Trumps Äußerungen erfolgen vor dem Hintergrund anhaltender militärischer Spannungen in der Region, wo die Durchfahrten durch die Straße seit Beginn des Krieges mit dem Iran erheblich zurückgegangen sind.
Trotz der Behauptungen der Trump-Administration, dass die Ölexporte aus der Region nun höher sind als vor dem Krieg, bleiben die tatsächlichen Durchfahrten unter den historischen Durchschnittswerten.

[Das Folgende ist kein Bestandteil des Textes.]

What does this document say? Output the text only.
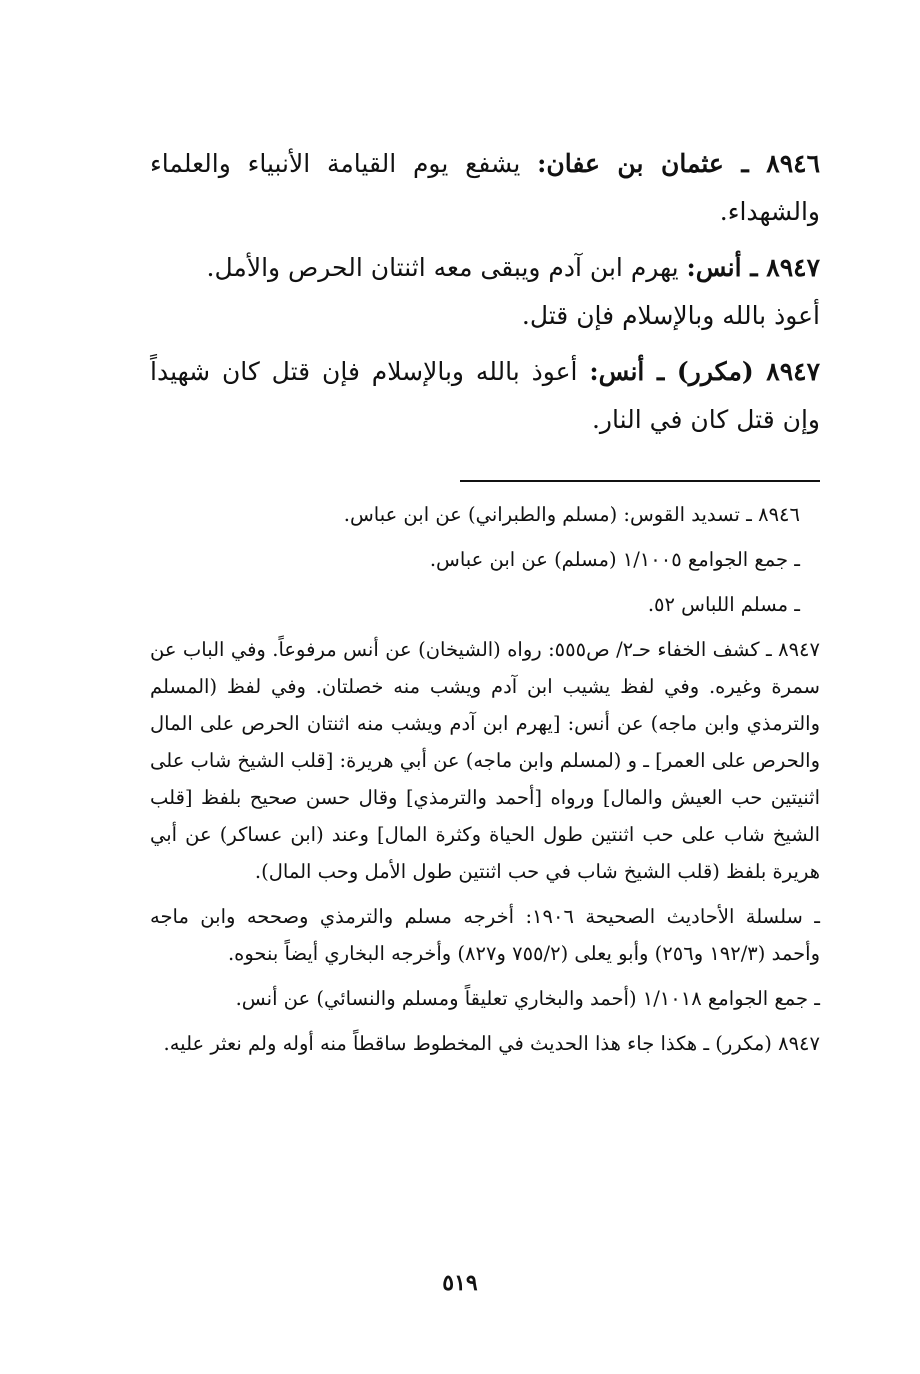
٨٩٤٦ ـ عثمان بن عفان: يشفع يوم القيامة الأنبياء والعلماء والشهداء.

٨٩٤٧ ـ أنس: يهرم ابن آدم ويبقى معه اثنتان الحرص والأمل.
أعوذ بالله وبالإسلام فإن قتل.

٨٩٤٧ (مكرر) ـ أنس: أعوذ بالله وبالإسلام فإن قتل كان شهيداً وإن قتل كان في النار.

٨٩٤٦ ـ تسديد القوس: (مسلم والطبراني) عن ابن عباس.

ـ جمع الجوامع ١/١٠٠٥ (مسلم) عن ابن عباس.

ـ مسلم اللباس ٥٢.

٨٩٤٧ ـ كشف الخفاء حـ٢/ ص٥٥٥: رواه (الشيخان) عن أنس مرفوعاً. وفي الباب عن سمرة وغيره. وفي لفظ يشيب ابن آدم ويشب منه خصلتان. وفي لفظ (المسلم والترمذي وابن ماجه) عن أنس: [يهرم ابن آدم ويشب منه اثنتان الحرص على المال والحرص على العمر] ـ و (لمسلم وابن ماجه) عن أبي هريرة: [قلب الشيخ شاب على اثنيتين حب العيش والمال] ورواه [أحمد والترمذي] وقال حسن صحيح بلفظ [قلب الشيخ شاب على حب اثنتين طول الحياة وكثرة المال] وعند (ابن عساكر) عن أبي هريرة بلفظ (قلب الشيخ شاب في حب اثنتين طول الأمل وحب المال).

ـ سلسلة الأحاديث الصحيحة ١٩٠٦: أخرجه مسلم والترمذي وصححه وابن ماجه وأحمد (١٩٢/٣ و٢٥٦) وأبو يعلى (٧٥٥/٢ و٨٢٧) وأخرجه البخاري أيضاً بنحوه.

ـ جمع الجوامع ١/١٠١٨ (أحمد والبخاري تعليقاً ومسلم والنسائي) عن أنس.

٨٩٤٧ (مكرر) ـ هكذا جاء هذا الحديث في المخطوط ساقطاً منه أوله ولم نعثر عليه.

٥١٩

Der US-Energieminister Chris Wright berichtete an einem kürzlichen Montag von einem Rekord von über 17 Millionen Barrel Öl, die die Straße durchquerten, obwohl dies immer noch weit von den 20 Millionen Barrel pro Tag entfernt ist, die vor Beginn des Konflikts durchflossen.
Die Auswirkungen von Trumps Kommentaren könnten die Anlegerstimmung hinsichtlich der Stabilität der Ölversorgung und der geopolitischen Landschaft im Nahen Osten beeinflussen.